This series is about the kind of assumption that sticks around for 50 years — and what happens when someone finally proves it wrong.
Open-addressing hash tables have long been capped by a log-bound on probe complexity. Everyone thought you needed to reorder elements to beat it. Turns out, you don’t. Just stop being greedy.
These posts explore the algorithms that cracked the bound, the mental models they upended, and the Rust code that brings it all to life.
Like the best breakthroughs, this one’s simple in hindsight — and wildly useful once you see it.
Why this matters
Hash tables aren’t just data structures — they’re infrastructure. They show up in databases, caches, compilers, memory allocators, network switches, and machine learning pipelines.
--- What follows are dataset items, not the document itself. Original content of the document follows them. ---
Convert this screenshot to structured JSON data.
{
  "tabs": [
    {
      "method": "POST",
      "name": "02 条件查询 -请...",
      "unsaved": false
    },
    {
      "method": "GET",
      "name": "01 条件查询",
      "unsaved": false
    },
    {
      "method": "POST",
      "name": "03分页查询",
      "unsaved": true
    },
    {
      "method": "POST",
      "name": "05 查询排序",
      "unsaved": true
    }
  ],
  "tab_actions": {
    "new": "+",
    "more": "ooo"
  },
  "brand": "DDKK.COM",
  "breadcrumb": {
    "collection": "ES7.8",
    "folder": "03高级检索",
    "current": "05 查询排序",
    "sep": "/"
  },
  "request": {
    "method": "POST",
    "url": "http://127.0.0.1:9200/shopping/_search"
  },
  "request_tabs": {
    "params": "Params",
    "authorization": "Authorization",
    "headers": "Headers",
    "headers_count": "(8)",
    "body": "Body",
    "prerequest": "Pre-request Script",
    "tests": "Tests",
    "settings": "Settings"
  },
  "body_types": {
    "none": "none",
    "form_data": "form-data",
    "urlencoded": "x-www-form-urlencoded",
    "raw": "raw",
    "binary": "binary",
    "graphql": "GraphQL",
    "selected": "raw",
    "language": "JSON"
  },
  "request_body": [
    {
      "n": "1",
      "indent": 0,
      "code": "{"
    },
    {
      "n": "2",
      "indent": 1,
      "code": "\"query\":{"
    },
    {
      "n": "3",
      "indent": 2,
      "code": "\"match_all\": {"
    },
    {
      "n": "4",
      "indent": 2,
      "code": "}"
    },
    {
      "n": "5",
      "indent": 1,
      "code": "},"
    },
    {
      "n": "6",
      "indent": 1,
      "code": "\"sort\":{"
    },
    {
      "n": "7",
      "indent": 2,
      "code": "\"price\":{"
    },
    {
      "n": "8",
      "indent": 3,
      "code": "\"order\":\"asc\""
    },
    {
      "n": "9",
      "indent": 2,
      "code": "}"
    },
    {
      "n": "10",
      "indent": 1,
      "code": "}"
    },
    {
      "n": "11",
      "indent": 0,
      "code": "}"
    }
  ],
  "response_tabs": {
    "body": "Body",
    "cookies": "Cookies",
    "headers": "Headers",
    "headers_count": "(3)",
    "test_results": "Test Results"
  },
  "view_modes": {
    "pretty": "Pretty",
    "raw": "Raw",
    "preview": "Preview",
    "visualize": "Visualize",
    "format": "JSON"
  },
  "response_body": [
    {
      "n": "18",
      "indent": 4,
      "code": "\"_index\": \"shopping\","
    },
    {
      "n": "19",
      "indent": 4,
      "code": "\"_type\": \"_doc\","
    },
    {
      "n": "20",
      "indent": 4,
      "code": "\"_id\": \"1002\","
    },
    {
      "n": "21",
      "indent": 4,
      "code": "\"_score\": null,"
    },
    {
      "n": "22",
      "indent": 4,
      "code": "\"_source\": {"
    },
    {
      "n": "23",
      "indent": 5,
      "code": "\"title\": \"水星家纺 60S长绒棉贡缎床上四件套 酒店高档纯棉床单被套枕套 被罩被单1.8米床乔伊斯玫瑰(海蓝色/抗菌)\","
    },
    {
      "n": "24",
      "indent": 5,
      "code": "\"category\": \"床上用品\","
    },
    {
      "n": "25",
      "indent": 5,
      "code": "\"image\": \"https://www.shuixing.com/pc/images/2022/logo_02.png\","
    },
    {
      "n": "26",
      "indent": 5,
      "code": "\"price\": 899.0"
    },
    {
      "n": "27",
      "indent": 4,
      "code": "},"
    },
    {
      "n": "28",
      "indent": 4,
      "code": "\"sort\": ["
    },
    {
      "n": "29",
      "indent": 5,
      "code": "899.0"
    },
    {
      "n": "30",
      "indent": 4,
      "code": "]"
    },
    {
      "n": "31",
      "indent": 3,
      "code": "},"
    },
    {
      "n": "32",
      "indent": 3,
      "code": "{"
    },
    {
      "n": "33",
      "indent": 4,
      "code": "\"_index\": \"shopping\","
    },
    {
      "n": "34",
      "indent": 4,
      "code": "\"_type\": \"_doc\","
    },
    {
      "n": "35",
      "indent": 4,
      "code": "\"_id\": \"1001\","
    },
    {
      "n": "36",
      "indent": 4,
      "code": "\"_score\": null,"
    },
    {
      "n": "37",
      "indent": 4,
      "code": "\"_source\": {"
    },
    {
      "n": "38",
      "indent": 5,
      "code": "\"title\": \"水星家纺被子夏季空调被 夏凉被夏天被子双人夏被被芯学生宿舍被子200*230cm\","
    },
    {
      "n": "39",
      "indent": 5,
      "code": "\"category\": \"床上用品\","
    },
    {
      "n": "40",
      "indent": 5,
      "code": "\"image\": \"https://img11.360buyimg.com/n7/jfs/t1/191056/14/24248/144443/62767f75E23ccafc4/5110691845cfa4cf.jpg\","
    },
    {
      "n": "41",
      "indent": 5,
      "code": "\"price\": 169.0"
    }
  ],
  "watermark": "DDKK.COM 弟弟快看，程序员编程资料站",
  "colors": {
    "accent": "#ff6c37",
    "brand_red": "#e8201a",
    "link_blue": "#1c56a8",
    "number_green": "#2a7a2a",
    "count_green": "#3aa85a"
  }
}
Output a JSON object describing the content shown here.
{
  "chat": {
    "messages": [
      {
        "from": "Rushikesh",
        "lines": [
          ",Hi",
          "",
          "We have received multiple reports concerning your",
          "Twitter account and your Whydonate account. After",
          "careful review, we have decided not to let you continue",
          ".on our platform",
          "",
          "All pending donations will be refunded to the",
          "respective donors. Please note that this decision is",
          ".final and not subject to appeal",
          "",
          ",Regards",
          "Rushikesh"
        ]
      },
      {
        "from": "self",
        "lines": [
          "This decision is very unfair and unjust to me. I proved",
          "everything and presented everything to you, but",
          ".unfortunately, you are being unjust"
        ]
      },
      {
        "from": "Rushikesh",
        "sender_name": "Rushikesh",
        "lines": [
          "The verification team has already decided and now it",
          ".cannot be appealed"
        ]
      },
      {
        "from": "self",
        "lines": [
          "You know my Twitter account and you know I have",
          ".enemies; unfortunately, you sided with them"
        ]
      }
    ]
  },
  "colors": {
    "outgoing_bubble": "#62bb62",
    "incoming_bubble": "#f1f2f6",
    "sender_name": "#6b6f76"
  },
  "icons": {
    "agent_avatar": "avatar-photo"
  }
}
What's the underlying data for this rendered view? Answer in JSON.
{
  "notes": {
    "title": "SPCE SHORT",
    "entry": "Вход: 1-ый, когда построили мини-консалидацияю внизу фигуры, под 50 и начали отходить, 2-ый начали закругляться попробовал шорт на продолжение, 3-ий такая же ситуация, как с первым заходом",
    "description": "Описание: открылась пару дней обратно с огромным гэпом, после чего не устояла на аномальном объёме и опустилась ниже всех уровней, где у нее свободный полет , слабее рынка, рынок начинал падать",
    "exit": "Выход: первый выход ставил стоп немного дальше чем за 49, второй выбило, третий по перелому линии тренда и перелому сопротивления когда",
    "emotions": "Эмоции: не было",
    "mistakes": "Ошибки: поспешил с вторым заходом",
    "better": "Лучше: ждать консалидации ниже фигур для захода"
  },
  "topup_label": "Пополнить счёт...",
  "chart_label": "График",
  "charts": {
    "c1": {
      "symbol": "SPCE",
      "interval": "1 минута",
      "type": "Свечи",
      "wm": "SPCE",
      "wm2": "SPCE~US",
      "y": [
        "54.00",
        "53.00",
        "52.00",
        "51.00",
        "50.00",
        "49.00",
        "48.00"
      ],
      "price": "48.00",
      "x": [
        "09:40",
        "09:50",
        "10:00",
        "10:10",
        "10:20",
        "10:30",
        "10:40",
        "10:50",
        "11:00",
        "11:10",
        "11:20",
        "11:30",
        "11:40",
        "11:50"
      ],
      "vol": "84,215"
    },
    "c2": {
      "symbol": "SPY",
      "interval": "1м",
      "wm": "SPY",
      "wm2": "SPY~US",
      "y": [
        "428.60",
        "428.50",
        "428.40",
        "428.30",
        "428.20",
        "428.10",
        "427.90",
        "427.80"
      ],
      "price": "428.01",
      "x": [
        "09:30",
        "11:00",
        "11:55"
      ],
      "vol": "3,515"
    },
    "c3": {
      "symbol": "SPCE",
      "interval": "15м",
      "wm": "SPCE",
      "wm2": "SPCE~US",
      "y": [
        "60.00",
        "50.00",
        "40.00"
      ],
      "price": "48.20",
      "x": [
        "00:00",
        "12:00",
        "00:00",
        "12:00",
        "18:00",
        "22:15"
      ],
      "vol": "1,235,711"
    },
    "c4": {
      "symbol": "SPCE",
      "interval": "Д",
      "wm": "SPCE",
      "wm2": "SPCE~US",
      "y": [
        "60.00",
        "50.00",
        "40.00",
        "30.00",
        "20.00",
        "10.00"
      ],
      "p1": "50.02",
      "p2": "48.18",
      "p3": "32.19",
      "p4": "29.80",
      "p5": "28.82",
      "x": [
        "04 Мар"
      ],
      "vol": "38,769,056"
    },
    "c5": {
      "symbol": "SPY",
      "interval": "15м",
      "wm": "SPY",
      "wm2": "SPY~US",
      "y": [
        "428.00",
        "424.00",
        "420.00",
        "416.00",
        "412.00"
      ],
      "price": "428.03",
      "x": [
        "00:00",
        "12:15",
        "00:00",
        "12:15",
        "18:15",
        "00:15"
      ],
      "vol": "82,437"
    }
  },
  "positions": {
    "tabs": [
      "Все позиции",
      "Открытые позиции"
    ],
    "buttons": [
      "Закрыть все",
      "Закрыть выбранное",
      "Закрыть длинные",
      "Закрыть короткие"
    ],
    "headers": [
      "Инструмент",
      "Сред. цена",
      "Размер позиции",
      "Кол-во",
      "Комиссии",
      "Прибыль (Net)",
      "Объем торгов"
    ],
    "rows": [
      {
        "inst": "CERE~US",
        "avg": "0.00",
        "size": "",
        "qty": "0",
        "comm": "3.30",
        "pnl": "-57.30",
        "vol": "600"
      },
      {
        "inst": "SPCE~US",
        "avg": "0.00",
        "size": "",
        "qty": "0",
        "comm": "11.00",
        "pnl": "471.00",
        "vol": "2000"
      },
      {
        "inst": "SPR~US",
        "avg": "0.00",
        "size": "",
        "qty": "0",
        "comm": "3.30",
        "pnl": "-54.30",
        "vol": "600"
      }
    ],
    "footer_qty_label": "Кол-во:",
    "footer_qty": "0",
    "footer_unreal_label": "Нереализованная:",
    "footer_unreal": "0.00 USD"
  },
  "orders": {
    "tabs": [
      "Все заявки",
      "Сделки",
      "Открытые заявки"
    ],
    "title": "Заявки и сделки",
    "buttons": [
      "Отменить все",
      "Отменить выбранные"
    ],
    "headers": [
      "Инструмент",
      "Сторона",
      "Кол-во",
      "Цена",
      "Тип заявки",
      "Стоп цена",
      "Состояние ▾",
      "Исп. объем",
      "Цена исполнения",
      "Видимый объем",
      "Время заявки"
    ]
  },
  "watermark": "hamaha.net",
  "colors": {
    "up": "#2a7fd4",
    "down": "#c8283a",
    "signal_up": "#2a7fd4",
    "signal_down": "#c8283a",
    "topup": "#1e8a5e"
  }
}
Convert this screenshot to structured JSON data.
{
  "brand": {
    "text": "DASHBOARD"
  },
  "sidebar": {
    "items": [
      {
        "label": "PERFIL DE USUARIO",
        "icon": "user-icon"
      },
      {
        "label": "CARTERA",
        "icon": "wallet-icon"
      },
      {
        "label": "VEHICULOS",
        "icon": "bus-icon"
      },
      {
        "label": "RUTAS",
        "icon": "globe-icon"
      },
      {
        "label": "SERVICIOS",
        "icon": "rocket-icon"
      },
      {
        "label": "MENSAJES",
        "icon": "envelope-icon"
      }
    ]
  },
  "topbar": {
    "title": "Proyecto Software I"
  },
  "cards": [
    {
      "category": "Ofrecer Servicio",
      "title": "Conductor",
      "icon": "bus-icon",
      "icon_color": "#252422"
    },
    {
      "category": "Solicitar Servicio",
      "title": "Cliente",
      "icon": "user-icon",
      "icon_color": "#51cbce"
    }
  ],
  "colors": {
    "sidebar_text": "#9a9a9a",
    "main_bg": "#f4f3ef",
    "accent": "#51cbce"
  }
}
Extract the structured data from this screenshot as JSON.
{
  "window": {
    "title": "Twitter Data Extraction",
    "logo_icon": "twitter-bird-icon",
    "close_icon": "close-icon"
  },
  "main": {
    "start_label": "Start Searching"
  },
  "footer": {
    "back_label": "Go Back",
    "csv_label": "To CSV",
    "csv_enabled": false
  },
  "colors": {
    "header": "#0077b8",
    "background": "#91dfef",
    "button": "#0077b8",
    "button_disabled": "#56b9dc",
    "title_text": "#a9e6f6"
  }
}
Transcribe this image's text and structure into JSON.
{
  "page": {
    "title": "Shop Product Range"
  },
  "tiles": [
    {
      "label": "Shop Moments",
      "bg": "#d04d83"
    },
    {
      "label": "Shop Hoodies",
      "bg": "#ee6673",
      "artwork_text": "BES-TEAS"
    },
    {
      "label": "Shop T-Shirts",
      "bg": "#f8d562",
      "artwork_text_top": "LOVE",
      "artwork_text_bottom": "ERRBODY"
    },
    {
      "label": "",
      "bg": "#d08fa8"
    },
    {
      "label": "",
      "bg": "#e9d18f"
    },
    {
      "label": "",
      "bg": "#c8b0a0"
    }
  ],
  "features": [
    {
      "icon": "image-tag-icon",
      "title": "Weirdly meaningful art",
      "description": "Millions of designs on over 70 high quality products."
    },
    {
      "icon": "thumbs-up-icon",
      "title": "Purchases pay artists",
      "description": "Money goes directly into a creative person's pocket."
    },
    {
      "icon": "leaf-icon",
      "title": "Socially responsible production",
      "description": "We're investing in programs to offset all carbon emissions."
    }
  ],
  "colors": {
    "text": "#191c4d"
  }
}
And for decades, we’ve built around a supposedly hard limit: the probe complexity of greedy open addressing grows as $\Theta(\log(1/\delta))$, where $\delta$ is the load factor.
In 2024, the paper Optimal Bounds for Open Addressing Without Reordering by Anshu, Dey, and Jayaram showed this bound can be beaten — without reordering and without cheating. By avoiding greedy insertion and spreading keys across multiple candidate slots, they achieved both sub-logarithmic expected probes and improved worst-case guarantees.
Faster, non-greedy insertions let us build tighter, leaner systems under high load. That means less overprovisioning, fewer cache misses, and smarter memory use — all without the complexity of reordering.
More than that, it’s a reminder that some of the biggest wins in systems design come not from more code, but from fewer assumptions.